As part of the consultation by the Competition Market Authority (CMA) on the supply of Essential Pharma’s drug Priadel, the organisations sought clarification from the competition watchdog on the expiry of new drug price contract and its impact on the patients including vulnerable and disadvantaged.
“We still have some concerns about what may happen after the agreed five-year term which is a short time in the lifetime of a pharmaceutical company. Can we assume there may be a price increase again after five years?,” the letter read.
The letter also argued for a legislation to prevent the repetition of such events in the future, noting that there are “many generic medicines vulnerable to exploitation in this way.”
Sandra Gidley, President of the RPS, said it is essential to get clarity on the drug’s long-term future and reiterated the demand for legislative changes, saying this will “prevent other companies from exploiting patients and ensure that something like this will not happen again.”
Ciara Ni Dhubhlaing, President of the CMPH, said: “We cannot allow patient access to Priadel to be restricted in the future.
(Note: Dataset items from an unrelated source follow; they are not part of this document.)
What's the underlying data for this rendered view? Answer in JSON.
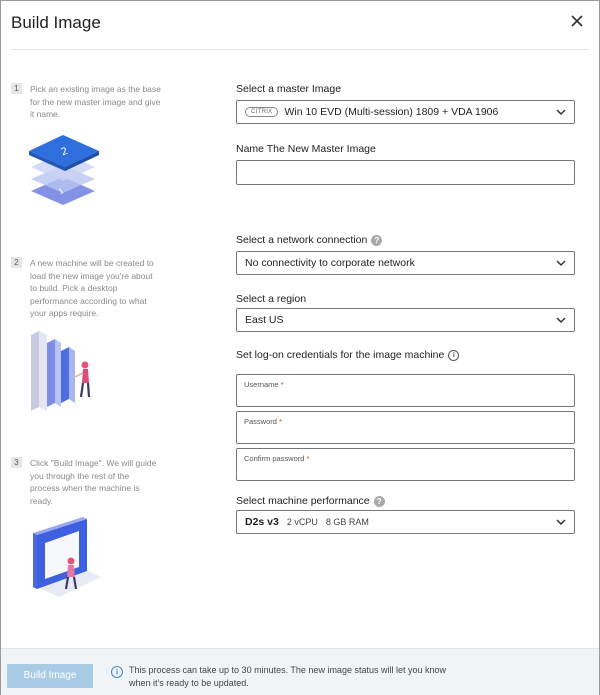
{
  "dialog": {
    "title": "Build Image",
    "close_icon": "close-icon"
  },
  "steps": [
    {
      "number": "1",
      "text": "Pick an existing image as the base for the new master image and give it name."
    },
    {
      "number": "2",
      "text": "A new machine will be created to load the new image you're about to build. Pick a desktop performance according to what your apps require."
    },
    {
      "number": "3",
      "text": "Click \"Build Image\". We will guide you through the rest of the process when the machine is ready."
    }
  ],
  "form": {
    "master_image": {
      "label": "Select a master Image",
      "badge": "CITRIX",
      "value": "Win 10 EVD (Multi-session) 1809 + VDA 1906"
    },
    "new_name": {
      "label": "Name The New Master Image",
      "value": ""
    },
    "network": {
      "label": "Select a network connection",
      "help": "?",
      "value": "No connectivity to corporate network"
    },
    "region": {
      "label": "Select a region",
      "value": "East US"
    },
    "credentials": {
      "label": "Set log-on credentials for the image machine",
      "info": "i",
      "username_label": "Username",
      "password_label": "Password",
      "confirm_label": "Confirm password",
      "required_mark": "*"
    },
    "performance": {
      "label": "Select machine performance",
      "help": "?",
      "size": "D2s v3",
      "cpu": "2 vCPU",
      "ram": "8 GB RAM"
    }
  },
  "footer": {
    "button_label": "Build Image",
    "info": "i",
    "message": "This process can take up to 30 minutes. The new image status will let you know when it's ready to be updated."
  },
  "colors": {
    "accent": "#3d8cc4",
    "button_disabled": "#a8cce6",
    "required": "#e0341f"
  }
}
This will mean thousands of vulnerable individuals are unnecessarily put at risk. It is vital that patients have confidence in the supply chain and ongoing access to their medicines; therefore more needs to be done to ensure the availability of this essential medicine continues.”
In November, the Department of Health and Social Care (DHSC) and Essential Pharma agreed for a price cut to ensure that the drug reaches all the patients following the launch of a probe by the CMA over the suspicion that the company may have abused its dominant position in the market to stop the supply of the drug.
In response to the probe, the drug manufacturer paused its the withdrawal process of the drug to ink a deal with the DHSC offering commitments to continue the supply of lithium medication.